In theory, it shouldn’t be that hard for someone to design a better smartwatch than the Apple Watch. I’ve had mine for about a year and I still can’t figure out why I bought it. It does notifications well, and that’s about it.
Perhaps the underwhelming value of the Apple Watch is why so many people are excited about the Mobvoi Ticwatch 2, which has already raised over $800,000 on a $50,000 goal—they still have more than 2 weeks remaining in their campaign. Yes, the Apple Watch did claim the top smartwatch spot in 2015, but recently falling sales numbers show that, like me, the market is probably ready for an alternative.
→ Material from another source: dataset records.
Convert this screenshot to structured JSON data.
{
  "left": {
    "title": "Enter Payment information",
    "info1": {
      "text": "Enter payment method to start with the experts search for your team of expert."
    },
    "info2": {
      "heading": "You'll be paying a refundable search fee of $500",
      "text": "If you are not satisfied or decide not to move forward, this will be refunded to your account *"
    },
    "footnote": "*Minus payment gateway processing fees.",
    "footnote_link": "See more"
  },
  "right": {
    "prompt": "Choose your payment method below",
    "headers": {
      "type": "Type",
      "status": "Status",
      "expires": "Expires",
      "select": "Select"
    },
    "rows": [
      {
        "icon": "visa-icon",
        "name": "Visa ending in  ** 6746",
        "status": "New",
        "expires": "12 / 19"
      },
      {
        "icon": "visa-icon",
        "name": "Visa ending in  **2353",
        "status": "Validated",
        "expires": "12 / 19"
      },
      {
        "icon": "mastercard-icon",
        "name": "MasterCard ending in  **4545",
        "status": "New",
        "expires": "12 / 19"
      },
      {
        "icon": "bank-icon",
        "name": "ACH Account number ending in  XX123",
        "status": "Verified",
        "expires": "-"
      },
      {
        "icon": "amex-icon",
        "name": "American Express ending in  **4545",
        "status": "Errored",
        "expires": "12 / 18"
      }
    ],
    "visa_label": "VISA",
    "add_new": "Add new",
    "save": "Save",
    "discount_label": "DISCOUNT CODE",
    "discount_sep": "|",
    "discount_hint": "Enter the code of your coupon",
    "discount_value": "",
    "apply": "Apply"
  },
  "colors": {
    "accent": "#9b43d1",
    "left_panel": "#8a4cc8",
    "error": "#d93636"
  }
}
There’s nothing particularly revolutionary about the Ticwatch 2. It does the same things as most other smartwatches: receiving phone calls and text messages, calendar reminders, voice searches, alarms, etc. Users can also install Android Wear apps, as well as apps from the Ticwear App Store.
But there’s also the fact that it looks more like a designer watch than a tech gizmo.
Better design, not revolutionary technology, seems to be the aim of the Ticwatch 2. Calling itself “The Most Interactive Smartwatch,” the 4 year old Chinese startups writes:
A watch should look like a watch. We forged Ticwatch 2 in collaboration with world class designers, including award-winning Scandinavian designer, Mika Nenonen. Our relentless dedication toward the perfection of every detail has allowed us to successfully combine both functionality and fashion. Our design reflects the principles that we persist: simplicity, quality, and craftsmanship.
Compare this to most smartwatches which, frankly, look like Casio calculator watches from the 80’s.
The Ticwatch OS also appears to be more intuitive than most smartwatches, relying on a limited set of swipes and gestures. Using a “cubic user interface”, users swipe in one of four directions to access various watch functions. When compared to the floating cloud of apps on the Apple Watch, this is in some ways simpler and more intuitive.
Users can scroll by simply sliding their finger along the side of the watch instead of having to turn a dial.
A simple series of gestures allows wearers to make phone calls or activate voice interaction mode. With voice interaction mode, wearers can search for restaurants on Yelp, send messages, call for an Uber and more.
Wearers can quickly put the watch in stealth mode simply by putting their palm over the watch face.
Part of the Ticwatch 2’s Kickstarter success is that Mobvoi has had the time to thoroughly develop and hone their smartwatch. The original Ticwatch was sold through traditional e-commerce channels in China. The Ticwatch 2 also went through various iterations before debuting on Kickstarter. Still, early reviews have been mixed.
There are two potential snags that Mobvoi will need to overcome in order to join the tepid smartwatch market. First, Mobvoi specializes in software, not logistics. Shipping international orders in a timely fashion will require them to quickly build out smooth, efficient delivery operations. Another consideration is that the watches contain lithium batteries, which tend to be more heavily regulated.
Second, Mobvoi will need to convince developers to create apps for their store. The original Ticwatch has a robust number of apps in China, but the usefulness of the Ticwatch 2 will be contingent upon developing the same type of support within the North American market.
Those challenges aside, the Ticwatch 2 shows significant promise—for a smartwatch. The first batch plans to ship in October, 2016. While most of the early bird rewards are gone, backers can still get in on some of the mid-level perks.